До трех часов ночи в бистро гремело эхо всей великой классики: «Мы уходим счастливые», «Мадлон», «Молодые новобранцы», «Фронтовик, мой брат»; это пелось и подхватывалось с дрожью, мощью, слезами в голосе и цветистыми тремоло. Песни вырывались наружу, когда очередной воитель открывал дверь и выходил отлить под звездами, перед тем как снова идти накачиваться чудовищным пойлом. Наутро в кабаке все еще хрипели. Оттуда несло неописуемым запахом перегара, крови, заношенных рубах, блевотины и вонючего табака. Большинство пирующих там и заночевало. Фермийен, вставший первым, разбудил их, тряся как груши, и дал опохмелиться белым вином.
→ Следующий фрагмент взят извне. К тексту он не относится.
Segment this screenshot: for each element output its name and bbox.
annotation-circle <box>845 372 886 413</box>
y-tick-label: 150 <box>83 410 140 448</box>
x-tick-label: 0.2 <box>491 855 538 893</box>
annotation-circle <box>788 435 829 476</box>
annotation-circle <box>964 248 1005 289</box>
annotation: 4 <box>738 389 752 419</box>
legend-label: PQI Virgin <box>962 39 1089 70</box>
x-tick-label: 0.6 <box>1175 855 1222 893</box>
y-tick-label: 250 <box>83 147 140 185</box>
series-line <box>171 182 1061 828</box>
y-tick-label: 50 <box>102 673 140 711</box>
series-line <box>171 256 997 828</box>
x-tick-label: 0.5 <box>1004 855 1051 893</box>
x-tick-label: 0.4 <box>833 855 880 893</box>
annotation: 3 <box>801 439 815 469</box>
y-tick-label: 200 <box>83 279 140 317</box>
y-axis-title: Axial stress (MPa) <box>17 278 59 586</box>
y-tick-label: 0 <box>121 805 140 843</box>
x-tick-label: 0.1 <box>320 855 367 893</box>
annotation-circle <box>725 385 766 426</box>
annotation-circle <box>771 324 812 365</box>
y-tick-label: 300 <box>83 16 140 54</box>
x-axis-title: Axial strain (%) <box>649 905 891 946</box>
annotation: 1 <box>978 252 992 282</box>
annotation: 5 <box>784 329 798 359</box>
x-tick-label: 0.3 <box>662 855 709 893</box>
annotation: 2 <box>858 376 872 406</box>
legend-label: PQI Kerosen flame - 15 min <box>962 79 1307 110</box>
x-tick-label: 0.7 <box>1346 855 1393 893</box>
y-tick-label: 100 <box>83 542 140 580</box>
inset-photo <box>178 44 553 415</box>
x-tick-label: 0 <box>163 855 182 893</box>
Я увидел, как Лизия Верарен прошла мимо кафе и улыбнулась, когда Фермийен низко поклонился, называя ее «мадемуазель». Я ее видел, а она меня — нет. Я находился далеко. На ней было кроваво-красное платье цвета косточек спелого персика, соломенная шляпка с алой лентой, большая плетеная сумка весело и легко покачивалась на ее бедре. Она ушла в поля. Это было утром четвертого августа.